I suoi gomiti poggiavano bruscamente sulle ginocchia, mentre le guance prendevano una forma irregolare perché affondate tra i palmi delle mani.

«Vuoi sapere la verità, Nathan?».
«Sono molto più semplice di quanto tutti pensino. Sono solo una ragazza. Confusa e contraddittoria. Oh, terribilmente contraddittoria! Così tanto che delle volte ho paura. E’ normale, giusto? Avere paura del mondo, della vita, delle persone, del futuro. Eppure, nonostante sento di essere tanto fragile da potermi spezzare…non succede mai. Continuo a reagire, e allora penso di essere forte», sbuffò senza staccare il contatto visivo che tanto aveva faticato a costruire con lui in quel momento.

«Ma allora che sono? Sono fragile o forte?». La chiarezza con cui Vicky aveva finalmente parlato, aveva spiazzato Nathan.

Molte volte quel ragazzo aveva sperato di capirla, magari nel modo sbagliato, complicando tutto. E quando lei, involontariamente, quella volta riuscì a farsi comprendere, Nathan non fu capace di soffocare una risata.

«Ridi di me, Carver?», borbottò infastidita.

«Puoi cercare di salvare te stessa trovando una strada giusta, buona. Ma non puoi salvare il mondo, Vic».

«Chi ha parlato di salvare il mondo?».

«Tu vuoi essere perfetta. Cerchi in ogni modo di imitare qualcosa che il più delle volte non ti si addice. Ecco perché sei una contraddizione, perché ancora non ti conosci. Ma invece di provarci davvero, pensi a come fare per apparire perfetta davanti ad un mondo che se ne frega di te».

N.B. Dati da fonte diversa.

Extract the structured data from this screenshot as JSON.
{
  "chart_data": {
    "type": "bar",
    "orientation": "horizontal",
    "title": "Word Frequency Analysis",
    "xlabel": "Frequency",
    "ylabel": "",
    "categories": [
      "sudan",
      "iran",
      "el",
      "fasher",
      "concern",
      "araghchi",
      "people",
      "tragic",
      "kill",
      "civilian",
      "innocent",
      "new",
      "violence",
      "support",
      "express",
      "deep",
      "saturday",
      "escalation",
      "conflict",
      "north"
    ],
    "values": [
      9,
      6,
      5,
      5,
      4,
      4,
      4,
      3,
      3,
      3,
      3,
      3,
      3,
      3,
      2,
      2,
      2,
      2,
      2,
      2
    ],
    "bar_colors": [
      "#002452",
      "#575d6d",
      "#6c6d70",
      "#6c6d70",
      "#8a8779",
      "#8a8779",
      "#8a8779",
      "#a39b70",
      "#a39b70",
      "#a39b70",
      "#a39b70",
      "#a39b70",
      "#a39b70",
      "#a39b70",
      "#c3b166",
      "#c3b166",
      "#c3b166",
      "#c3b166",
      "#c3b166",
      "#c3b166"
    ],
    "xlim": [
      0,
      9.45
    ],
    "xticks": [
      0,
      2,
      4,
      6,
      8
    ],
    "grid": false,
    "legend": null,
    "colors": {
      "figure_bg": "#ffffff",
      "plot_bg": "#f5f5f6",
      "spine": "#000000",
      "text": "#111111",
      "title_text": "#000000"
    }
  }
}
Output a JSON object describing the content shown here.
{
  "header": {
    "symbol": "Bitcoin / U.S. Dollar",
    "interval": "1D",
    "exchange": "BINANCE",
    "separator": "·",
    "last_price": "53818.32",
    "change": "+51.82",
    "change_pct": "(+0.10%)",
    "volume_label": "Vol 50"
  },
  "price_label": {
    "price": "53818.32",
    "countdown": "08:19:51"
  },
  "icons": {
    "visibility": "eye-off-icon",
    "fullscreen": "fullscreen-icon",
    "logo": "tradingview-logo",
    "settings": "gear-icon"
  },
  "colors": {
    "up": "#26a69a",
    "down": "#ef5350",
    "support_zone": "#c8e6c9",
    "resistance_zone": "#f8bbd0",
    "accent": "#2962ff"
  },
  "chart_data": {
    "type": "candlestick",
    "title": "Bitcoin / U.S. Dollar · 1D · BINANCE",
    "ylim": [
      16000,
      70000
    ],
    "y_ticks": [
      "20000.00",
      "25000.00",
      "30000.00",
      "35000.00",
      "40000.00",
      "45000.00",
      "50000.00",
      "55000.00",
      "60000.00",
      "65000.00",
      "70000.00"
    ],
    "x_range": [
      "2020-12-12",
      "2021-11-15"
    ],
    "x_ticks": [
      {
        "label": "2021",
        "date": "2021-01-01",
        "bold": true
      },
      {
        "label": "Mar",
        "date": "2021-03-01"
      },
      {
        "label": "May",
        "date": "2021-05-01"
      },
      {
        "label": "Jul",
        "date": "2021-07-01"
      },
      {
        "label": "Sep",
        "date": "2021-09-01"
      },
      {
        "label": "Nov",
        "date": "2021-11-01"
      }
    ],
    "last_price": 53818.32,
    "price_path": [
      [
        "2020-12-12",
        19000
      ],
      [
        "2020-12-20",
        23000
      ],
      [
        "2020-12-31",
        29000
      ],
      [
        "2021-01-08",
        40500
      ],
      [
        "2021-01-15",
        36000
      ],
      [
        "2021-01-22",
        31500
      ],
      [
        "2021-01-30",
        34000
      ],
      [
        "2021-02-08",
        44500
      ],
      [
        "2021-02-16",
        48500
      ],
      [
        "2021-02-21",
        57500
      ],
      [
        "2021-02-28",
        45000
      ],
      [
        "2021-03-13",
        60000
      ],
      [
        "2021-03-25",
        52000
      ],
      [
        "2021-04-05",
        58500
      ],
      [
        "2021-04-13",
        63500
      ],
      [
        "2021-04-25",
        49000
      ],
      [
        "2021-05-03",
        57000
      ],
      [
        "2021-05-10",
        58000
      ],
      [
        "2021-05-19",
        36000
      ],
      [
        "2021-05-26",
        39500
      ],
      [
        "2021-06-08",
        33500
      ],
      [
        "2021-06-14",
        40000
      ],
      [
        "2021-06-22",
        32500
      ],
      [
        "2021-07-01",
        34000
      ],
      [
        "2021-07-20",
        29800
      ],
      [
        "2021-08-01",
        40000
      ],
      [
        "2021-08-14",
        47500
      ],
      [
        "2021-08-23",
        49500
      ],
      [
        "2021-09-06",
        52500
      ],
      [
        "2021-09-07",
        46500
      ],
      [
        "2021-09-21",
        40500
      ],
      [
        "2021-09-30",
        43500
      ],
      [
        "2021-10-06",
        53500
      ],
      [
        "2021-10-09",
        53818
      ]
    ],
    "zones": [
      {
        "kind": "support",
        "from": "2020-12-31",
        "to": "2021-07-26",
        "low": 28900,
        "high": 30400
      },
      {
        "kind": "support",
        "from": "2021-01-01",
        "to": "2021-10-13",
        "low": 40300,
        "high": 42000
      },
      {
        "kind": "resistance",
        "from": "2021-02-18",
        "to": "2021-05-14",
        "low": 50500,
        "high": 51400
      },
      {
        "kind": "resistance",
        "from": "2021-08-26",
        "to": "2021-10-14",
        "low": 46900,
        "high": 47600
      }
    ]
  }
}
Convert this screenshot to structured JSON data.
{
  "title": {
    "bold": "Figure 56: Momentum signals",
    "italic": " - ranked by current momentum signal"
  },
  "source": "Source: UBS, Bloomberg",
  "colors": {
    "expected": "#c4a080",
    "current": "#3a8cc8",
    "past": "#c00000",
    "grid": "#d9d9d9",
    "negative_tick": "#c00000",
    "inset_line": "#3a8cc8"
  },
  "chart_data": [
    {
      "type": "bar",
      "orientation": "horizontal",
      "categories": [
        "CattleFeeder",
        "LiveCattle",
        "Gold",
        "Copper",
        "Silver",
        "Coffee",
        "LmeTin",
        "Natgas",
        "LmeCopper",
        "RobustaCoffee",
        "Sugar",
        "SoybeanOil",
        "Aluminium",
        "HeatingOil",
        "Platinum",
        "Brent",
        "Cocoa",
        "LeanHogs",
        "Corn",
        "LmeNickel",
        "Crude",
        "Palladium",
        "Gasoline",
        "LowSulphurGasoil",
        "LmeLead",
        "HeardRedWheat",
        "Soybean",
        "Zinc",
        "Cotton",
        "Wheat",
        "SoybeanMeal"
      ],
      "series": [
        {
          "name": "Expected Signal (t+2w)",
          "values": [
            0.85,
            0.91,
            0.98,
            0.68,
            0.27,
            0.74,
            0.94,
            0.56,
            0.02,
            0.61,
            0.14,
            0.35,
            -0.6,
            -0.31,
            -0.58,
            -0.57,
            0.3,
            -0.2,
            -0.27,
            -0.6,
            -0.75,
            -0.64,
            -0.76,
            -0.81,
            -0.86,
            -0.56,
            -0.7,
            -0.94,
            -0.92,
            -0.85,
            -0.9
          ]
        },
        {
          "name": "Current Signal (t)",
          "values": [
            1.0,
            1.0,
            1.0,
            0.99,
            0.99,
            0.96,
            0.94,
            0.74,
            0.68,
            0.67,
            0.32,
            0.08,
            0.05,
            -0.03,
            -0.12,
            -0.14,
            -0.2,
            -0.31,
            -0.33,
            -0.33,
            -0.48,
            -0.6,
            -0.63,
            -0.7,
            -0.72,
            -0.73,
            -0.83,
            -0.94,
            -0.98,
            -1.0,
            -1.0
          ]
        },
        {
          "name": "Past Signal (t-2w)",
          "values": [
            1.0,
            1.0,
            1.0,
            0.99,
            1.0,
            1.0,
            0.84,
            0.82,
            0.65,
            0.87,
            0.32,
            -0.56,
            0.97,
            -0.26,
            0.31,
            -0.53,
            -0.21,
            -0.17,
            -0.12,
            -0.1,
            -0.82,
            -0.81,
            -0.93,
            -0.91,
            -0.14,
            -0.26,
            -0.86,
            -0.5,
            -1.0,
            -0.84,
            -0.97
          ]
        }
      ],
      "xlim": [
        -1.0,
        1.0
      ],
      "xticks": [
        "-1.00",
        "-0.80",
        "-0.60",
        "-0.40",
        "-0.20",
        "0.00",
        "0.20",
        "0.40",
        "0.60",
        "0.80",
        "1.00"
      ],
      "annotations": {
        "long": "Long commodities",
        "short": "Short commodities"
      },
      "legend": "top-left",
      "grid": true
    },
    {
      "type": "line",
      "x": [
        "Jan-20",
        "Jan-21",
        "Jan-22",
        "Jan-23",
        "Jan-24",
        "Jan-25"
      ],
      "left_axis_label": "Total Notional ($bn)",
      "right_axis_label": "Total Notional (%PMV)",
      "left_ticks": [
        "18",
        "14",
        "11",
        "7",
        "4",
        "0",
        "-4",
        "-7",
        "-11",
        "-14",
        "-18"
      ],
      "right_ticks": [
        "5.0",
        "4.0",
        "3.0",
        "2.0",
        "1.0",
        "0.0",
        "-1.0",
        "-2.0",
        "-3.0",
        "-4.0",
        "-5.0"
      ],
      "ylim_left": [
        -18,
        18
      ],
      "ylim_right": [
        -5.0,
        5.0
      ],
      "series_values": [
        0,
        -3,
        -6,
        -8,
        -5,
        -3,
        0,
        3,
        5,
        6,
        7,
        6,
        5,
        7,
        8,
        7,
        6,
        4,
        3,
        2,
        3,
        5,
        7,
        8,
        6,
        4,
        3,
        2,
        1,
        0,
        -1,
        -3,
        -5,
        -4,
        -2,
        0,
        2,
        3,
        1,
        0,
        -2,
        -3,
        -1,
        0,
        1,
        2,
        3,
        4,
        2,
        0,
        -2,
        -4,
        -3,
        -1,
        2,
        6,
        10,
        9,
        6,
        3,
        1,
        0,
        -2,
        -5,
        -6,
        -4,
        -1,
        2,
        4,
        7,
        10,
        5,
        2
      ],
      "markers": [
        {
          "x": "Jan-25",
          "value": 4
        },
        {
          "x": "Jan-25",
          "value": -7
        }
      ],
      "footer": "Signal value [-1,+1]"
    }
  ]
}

«Quindi, mi stai dicendo…».

«si, che sei ancora una bambina».

Victoria sorrise al pensiero. Avrebbe dovuto infastidirla, ma l’irritazione fu immediatamente scavalcata dalla sensazione di sicurezza che era riuscito ad infonderle Nathan.

Non era sicura che la risposta del ragazzo fosse giusta, anzi.
Ma lui, almeno, aveva provato.




Fine undicesimo capitolo.



Questo capitolo non è fondamentale, ma mette le basi per qualcos'altro...chi lo sa.
Per quanto riguarda Victoria: è così che me la immagino. Contraddittoria. Strana. Irritante. Alla ricerca di sé.